Michael A. Webb, Vice President, Retirement Practice, Cammack LaRhette Consulting, answers:
You are indeed incorrect, but the Experts certainly cannot blame you for your lack of knowledge, since this is a rather obscure provision of ERISA that comes into play here!
Normally, as you accurately state, Section 202(a) of ERISA limits restrictions on the eligibility requirement for employer contributions to eligible classifications of employees that have completed a maximum of one year of service (two years if employer contributions are 100% immediately vested). Thus, under normal circumstances, an employee in an eligible employment classification would NOT be required to wait until age 26 to receive an employer contribution, as that would violate the age 21/one year eligibility rule.
However, educational organizations are subject to a special rule under 202(a)(1)(B)(ii) of ERISA, where the age requirement may be extended to age 26. Thus, the reason that employees can be permitted to wait until age 26 in your plan is that the plan sponsor is a private university.
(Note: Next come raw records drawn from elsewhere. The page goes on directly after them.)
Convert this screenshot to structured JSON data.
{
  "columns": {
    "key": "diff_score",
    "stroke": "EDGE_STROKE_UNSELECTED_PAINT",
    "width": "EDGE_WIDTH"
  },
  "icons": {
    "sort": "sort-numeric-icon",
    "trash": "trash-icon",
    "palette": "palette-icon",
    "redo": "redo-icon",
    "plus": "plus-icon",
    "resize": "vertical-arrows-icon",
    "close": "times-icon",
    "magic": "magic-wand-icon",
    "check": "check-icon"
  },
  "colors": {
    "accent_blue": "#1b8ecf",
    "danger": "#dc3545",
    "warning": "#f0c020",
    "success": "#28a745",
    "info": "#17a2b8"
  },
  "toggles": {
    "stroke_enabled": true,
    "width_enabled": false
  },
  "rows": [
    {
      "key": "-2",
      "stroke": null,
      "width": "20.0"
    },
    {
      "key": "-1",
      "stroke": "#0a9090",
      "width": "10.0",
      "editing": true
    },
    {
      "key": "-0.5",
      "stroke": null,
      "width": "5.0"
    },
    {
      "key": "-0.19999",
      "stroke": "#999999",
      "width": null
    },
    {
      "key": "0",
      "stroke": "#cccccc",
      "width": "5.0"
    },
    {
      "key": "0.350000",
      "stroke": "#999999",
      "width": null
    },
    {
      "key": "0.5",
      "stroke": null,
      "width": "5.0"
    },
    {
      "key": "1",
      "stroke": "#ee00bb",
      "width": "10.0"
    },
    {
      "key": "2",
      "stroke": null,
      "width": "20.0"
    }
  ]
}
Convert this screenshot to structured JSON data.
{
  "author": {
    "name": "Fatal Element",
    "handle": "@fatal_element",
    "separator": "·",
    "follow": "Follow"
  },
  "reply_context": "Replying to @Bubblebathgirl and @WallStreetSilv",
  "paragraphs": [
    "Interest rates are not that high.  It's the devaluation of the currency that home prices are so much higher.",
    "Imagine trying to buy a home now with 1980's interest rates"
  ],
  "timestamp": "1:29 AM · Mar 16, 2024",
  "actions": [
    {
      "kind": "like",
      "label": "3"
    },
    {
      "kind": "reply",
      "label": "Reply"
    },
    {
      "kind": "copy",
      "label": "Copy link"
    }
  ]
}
It should be further noted that, since this is an ERISA rule, none of these maximum waiting periods or age limitations apply to plans that are NOT subject to ERISA, such as government and non-electing church plans, that are free to establish their own waiting periods/age requirements for eligibility without regard to this ERISA rule (See (b)lines Ask the Experts: Eligibility Restrictions for Dual Status Sponsors).
And finally, these ERISA restrictions only apply to EMPLOYER contribution eligibility, as the IRS’ universal availability requirements prohibit imposing an age restriction or waiting period with respect to the right to make elective deferrals to the plan.
NOTE: This feature is to provide general information only, does not constitute legal advice, and cannot be used or substituted for legal or tax advice.